A contractor taking part in the public procurement procedure has a complete freedom in shaping his price offer. When calculating the price, in addition to willingness to propose price conditions that give the opportunity to have the offer selected as the most favourable one in the light of the criteria set in the Specification of the Essential Terms of the Contract, the contractor must also take into account market realities and avoid situations that could possibly be considered as violating rules of fair competition.
Offering grossly low price or cost in relation to the subject of the order is a separate prerequisite for rejection of the offer on the basis of art. 89 (1)(5) of Act on Public Procurement Law. At the same time, offering prices of goods and services below their purchase prices, i.e. dumping prices, as well as manipulation of individual components of the price, may lead to an allegation of an act of unfair competition, which is also a basis for rejection of the offer under art. 89(1)(3) of the Public Procurement Law. The sale of goods or services below their manufacturing cost or performance, or their resale below the cost of purchase in order to eliminate other entrepreneurs is a sign of hindering access to the market to other entrepreneurs and is stipulated in art. 15(1)(1) of the Act on combating unfair competition as an act of unfair competition (and art. 15 states that is is an act of unfair competition).
Grossly low price
The case-law of the National Appeals Chamber developed criteria according to which it is assessed whether the price offered by the contractor is grossly low.
The price which is considered to be grossly low is
the unrealistic price, improbable compared to the market price of similar orders and other offers. It follows that the price can be grossly low if it is obvious that while complying with market rules, performing of the contract by the contractor for the price given would be unprofitable or if the price in relation to the subject of the order is the price deviating from the order’s value, in particular when the difference would not be justifiable by objective reasons allowing the operator to execute the order without loss and additional financing from sources other than the contractual remuneration (see judgment of the National Appeals Chamber of 17 October 2017, file reference no KIO 2084/17).
It is important to determine whether the contractor will achieve any profit as a result of the contract, because profit-making is the main goal of running a business. Striving to win a public procurement despite having no perspective of making a profit is considered for striving to eliminate competition.
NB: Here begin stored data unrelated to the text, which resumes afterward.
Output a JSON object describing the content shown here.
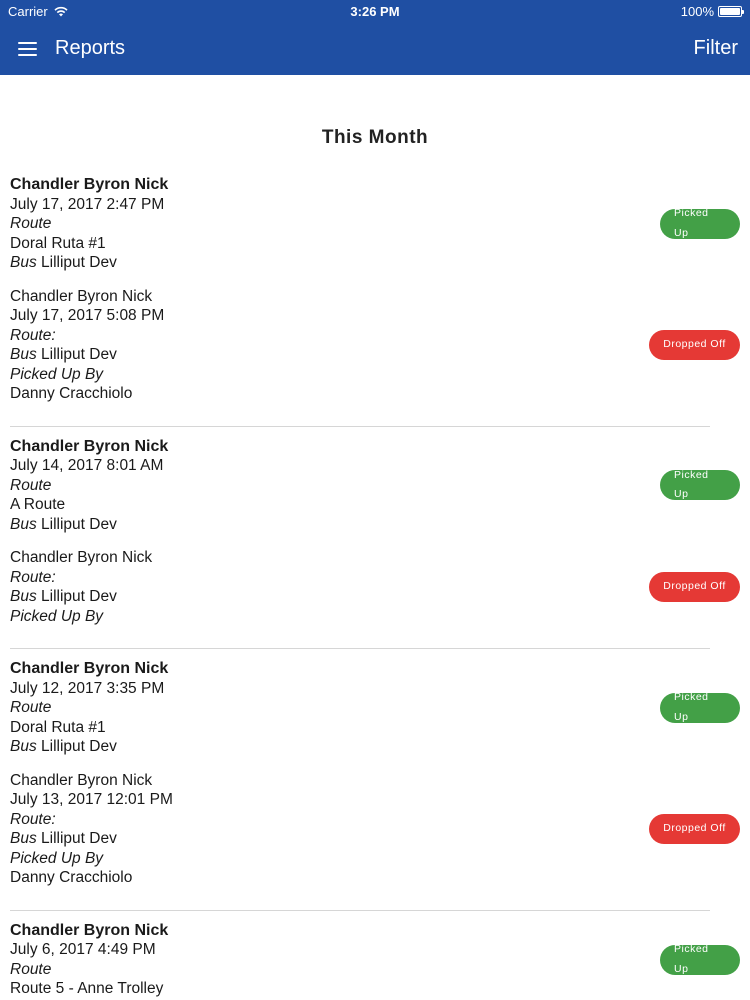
{
  "status_bar": {
    "carrier": "Carrier",
    "time": "3:26 PM",
    "battery": "100%",
    "battery_level": 1.0
  },
  "nav": {
    "title": "Reports",
    "filter_label": "Filter"
  },
  "section_title": "This Month",
  "colors": {
    "nav_bg": "#1f4fa3",
    "picked_up": "#43a047",
    "dropped_off": "#e53935"
  },
  "groups": [
    {
      "records": [
        {
          "name": "Chandler Byron Nick",
          "datetime": "July 17, 2017 2:47 PM",
          "route_label": "Route",
          "route_value": "Doral Ruta #1",
          "bus_label": "Bus",
          "bus_value": "Lilliput Dev",
          "status": "Picked Up"
        },
        {
          "name": "Chandler Byron Nick",
          "datetime": "July 17, 2017 5:08 PM",
          "route_label": "Route:",
          "bus_label": "Bus",
          "bus_value": "Lilliput Dev",
          "picked_by_label": "Picked Up By",
          "picked_by_value": "Danny Cracchiolo",
          "status": "Dropped Off"
        }
      ]
    },
    {
      "records": [
        {
          "name": "Chandler Byron Nick",
          "datetime": "July 14, 2017 8:01 AM",
          "route_label": "Route",
          "route_value": "A Route",
          "bus_label": "Bus",
          "bus_value": "Lilliput Dev",
          "status": "Picked Up"
        },
        {
          "name": "Chandler Byron Nick",
          "route_label": "Route:",
          "bus_label": "Bus",
          "bus_value": "Lilliput Dev",
          "picked_by_label": "Picked Up By",
          "status": "Dropped Off"
        }
      ]
    },
    {
      "records": [
        {
          "name": "Chandler Byron Nick",
          "datetime": "July 12, 2017 3:35 PM",
          "route_label": "Route",
          "route_value": "Doral Ruta #1",
          "bus_label": "Bus",
          "bus_value": "Lilliput Dev",
          "status": "Picked Up"
        },
        {
          "name": "Chandler Byron Nick",
          "datetime": "July 13, 2017 12:01 PM",
          "route_label": "Route:",
          "bus_label": "Bus",
          "bus_value": "Lilliput Dev",
          "picked_by_label": "Picked Up By",
          "picked_by_value": "Danny Cracchiolo",
          "status": "Dropped Off"
        }
      ]
    },
    {
      "records": [
        {
          "name": "Chandler Byron Nick",
          "datetime": "July 6, 2017 4:49 PM",
          "route_label": "Route",
          "route_value": "Route 5 - Anne Trolley",
          "status": "Picked Up"
        }
      ]
    }
  ]
}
In the event that the price or cost offered, or essential components of the price seem to be grossly low in relation to the subject of the contract and raise doubts of the contracting authority as to whether the subject of the contract may be performed in accordance with the specified requirements or results from separate provisions, the contracting authority asks for explanations, including submission of evidence regarding the calculation of the price or cost. The obligation to request explanations arises if the price differs by more than 30% from the calculation made by the contracting authority.
Request for explanation creates a presumption of a grossly low price which must be refuted by the contractor. For this purpose, the contractor should provide comprehensive explanations and evidence. Making an explanation in a too general and laconic way, without the necessary calculation indicating the profitability and market nature of the price offered, usually leads to the conclusion that the presumption has not been refuted and results in the rejection of the offer.
Price manipulation or manipulation of constituent parts of the price in order to obtain better score in the tender may be considered as an act of unfair competition. An action whereby the contractor indicates in the category subject to a higher score a lower price and transfers the remaining part of the price to a category that does not count or counts less in the final assessment is an example here. This leads to a situation where the total price is high, but the contractor receives higher number of points due to offering the dumped price in one of the categories.
The jurisprudence indicates that
the determination of separately assessed prices at a level that shows their detachment from any market realities, only in order to receive the highest score due to use of the mathematical dependence violates good purchase practices. Transferring costs between separately assessed prices in this way; that on the one hand the price is non-market and absurdly high, while on the other hand, the non-market, grossly low or even symbolic price is aimed at not offering the most favourable conditions to the contracting authority, not competing with price, or quality, but only the use of the balance of criteria to the detriment of both the contracting authority and contractors (cf. judgment of 11 August 2017, file reference number KIO 1536/17).
The fact that the assessment of the contractor’s pricing policy plays a special role in the tender procedure is evidenced by the fact that not only accepting gross disproportions in relation to the cost of individual component prices of the offer in order to eliminate competition is considered to be price manipulation, but also any significant deviation from the correct calculation of prices without being related to their real costs clearly indicating such an intention (cf. judgment of the National Appeals Chamber of 28 March 2017, file reference no KIO 473/17).
In the context of the assessment criteria used in relation to the prices offered, which are in principle the main criterion for selecting the most advantageous offer, contractors should exercise special consideration and caution. Offering a product below the cost of its purchase, whether in relation to the total price or to individual components of the price as it always affects the outcome of the procedure, will be considered in terms of unfair competition and, consequently, may be the reason for the rejection of the offer.
However, it should be emphasized that the mere offering of prices even significantly lower than the competitors’ price does not mean it is an act of unfair competition. It is necessary to show that such an offer violates provisions of the Act of 16 April 1993 on combating unfair competition and cannot be considered as a normal competitive act.